🤖 AI Summary
Dynamic out-of-order execution remains challenging to teach and intuitively grasp in computer architecture courses. Method: This paper designs and implements an open-source, interactive, RISC-V–style superscalar processor educational simulator based on an extended Tomasulo algorithm. It comprehensively models key pipeline stages—instruction fetch, register renaming, issue, execution, and commit—and introduces a novel, pedagogy-oriented, configurable microarchitectural framework supporting parameterized functional units, instruction window, reorder buffer (ROB), and register alias table. Contribution/Results: The simulator enables full-pipeline visualization, custom instruction program execution, adjustable architectural parameters, and three canonical illustrative case studies to concretely demonstrate multi-instruction parallelism per cycle.

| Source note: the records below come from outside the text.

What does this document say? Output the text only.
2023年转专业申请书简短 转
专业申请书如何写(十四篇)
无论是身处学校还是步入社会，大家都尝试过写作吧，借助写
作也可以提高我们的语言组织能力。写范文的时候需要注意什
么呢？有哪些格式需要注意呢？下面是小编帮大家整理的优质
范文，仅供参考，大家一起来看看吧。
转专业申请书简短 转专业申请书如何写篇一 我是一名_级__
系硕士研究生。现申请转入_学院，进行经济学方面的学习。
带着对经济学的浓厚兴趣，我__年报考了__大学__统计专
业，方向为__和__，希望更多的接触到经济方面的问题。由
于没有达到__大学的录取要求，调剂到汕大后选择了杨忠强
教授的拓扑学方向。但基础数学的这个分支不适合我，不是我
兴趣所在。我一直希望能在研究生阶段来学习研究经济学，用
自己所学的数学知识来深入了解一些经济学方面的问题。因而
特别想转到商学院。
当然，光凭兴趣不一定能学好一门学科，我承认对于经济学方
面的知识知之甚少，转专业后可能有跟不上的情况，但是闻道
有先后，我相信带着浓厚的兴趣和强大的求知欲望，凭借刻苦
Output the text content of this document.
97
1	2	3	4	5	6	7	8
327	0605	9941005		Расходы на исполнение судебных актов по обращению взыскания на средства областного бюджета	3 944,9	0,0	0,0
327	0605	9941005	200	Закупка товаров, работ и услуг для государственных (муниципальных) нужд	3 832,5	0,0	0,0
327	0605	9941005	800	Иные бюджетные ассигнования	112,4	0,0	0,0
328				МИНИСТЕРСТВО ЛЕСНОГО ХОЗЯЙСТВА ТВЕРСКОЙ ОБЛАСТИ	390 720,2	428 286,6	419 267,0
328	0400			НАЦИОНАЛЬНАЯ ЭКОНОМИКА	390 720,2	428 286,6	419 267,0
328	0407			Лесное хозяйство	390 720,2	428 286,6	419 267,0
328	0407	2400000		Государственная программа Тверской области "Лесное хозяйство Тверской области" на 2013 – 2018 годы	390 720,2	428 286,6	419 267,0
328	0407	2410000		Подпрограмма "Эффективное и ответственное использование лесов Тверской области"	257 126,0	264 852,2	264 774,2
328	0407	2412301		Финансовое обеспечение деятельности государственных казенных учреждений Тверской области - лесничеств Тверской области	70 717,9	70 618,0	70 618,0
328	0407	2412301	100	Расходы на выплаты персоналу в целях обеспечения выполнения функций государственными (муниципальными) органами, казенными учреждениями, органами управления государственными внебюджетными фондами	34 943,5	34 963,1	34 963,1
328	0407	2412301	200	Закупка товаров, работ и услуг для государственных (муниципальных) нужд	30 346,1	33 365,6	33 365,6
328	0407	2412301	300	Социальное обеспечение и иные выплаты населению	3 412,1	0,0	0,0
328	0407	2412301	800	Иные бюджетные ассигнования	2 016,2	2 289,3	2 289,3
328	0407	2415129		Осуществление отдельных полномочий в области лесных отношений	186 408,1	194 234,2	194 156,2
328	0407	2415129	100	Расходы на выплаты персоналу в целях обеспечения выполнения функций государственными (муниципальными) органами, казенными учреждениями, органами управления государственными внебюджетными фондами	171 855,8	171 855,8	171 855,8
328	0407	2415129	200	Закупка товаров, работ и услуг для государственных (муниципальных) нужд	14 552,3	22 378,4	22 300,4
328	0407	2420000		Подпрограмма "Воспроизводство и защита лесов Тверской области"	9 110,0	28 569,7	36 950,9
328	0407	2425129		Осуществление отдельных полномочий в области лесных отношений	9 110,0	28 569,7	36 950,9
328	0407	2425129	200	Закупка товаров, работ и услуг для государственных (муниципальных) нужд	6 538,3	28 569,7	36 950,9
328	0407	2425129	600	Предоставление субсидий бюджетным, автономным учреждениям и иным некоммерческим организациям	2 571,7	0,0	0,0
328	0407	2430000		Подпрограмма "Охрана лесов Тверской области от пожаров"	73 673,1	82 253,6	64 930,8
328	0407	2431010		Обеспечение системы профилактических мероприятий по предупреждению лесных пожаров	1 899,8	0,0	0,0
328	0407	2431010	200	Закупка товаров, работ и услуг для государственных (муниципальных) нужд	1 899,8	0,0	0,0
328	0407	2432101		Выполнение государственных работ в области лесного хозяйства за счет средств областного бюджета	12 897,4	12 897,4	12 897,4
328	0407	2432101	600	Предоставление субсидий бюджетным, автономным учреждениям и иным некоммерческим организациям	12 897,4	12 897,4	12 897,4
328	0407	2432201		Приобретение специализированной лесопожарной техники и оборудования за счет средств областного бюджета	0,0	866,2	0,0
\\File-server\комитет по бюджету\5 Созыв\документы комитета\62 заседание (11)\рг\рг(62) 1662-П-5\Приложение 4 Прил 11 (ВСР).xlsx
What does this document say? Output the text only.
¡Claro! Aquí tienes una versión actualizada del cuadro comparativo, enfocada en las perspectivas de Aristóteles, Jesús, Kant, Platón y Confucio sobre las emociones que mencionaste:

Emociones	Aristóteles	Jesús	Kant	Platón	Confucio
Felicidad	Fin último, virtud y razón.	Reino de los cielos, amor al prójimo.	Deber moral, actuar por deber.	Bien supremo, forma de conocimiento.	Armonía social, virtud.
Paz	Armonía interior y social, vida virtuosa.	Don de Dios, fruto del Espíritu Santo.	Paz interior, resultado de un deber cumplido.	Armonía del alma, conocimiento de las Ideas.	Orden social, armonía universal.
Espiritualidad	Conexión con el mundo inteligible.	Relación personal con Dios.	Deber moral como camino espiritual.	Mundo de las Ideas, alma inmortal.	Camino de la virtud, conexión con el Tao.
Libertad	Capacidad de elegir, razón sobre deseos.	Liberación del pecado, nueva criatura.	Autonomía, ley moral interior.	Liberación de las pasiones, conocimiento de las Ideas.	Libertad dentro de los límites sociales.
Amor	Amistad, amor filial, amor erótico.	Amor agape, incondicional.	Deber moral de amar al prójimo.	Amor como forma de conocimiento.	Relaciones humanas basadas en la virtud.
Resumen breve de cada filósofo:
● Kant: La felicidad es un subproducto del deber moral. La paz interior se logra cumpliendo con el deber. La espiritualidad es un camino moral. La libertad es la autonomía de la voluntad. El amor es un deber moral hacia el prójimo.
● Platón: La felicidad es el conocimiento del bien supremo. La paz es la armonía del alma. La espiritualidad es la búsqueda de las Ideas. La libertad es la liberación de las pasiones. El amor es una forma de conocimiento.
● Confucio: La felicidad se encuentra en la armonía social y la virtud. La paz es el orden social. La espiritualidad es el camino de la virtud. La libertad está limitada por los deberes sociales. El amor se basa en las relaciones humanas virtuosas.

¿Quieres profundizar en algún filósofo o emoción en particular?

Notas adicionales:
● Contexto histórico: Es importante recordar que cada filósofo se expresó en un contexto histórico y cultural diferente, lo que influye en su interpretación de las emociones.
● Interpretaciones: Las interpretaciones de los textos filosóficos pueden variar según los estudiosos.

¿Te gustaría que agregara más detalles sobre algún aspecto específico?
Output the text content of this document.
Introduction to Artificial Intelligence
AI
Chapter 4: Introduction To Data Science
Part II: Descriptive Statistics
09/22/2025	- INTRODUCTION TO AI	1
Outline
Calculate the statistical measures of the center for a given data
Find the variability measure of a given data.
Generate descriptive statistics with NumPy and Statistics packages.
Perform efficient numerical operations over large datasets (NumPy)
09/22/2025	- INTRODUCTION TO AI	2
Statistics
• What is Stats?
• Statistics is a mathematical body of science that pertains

Experimental evaluation confirms that the tool significantly enhances students’ conceptual understanding of instruction-level parallelism, dynamic scheduling, and out-of-order execution mechanisms.
📝 Abstract
FREESS is a free, interactive simulator that illustrates instruction-level parallelism in a RISC-V-inspired superscalar processor. Based on an extended version of Tomasulo's algorithm, FREESS is intended as a hands-on educational tool for Advanced Computer Architecture courses. It enables students to explore dynamic, out-of-order instruction execution, emphasizing how instructions are issued as soon as their operands become available. The simulator models key microarchitectural components, including the Instruction Window (IW), Reorder Buffer (ROB), Register Map (RM), Free Pool (FP), and Load/Store Queues. FREESS allows users to dynamically configure runtime parameters, such as the superscalar issue width, functional unit types and latencies, and the sizes of architectural buffers and queues. To simplify learning, the simulator uses a minimal instruction set inspired by RISC-V (ADD, ADDI, BEQ, BNE, LW, MUL, SW), which is sufficient to demonstrate key pipeline stages: fetch, register renaming, out-of-order dispatch, execution, completion, commit, speculative branching, and memory access. FREESS includes three step-by-step, illustrated examples that visually demonstrate how multiple instructions can be issued and executed in parallel within a single cycle. Being open source, FREESS encourages students and educators to experiment freely by writing and analyzing their own instruction-level programs and superscalar architectures.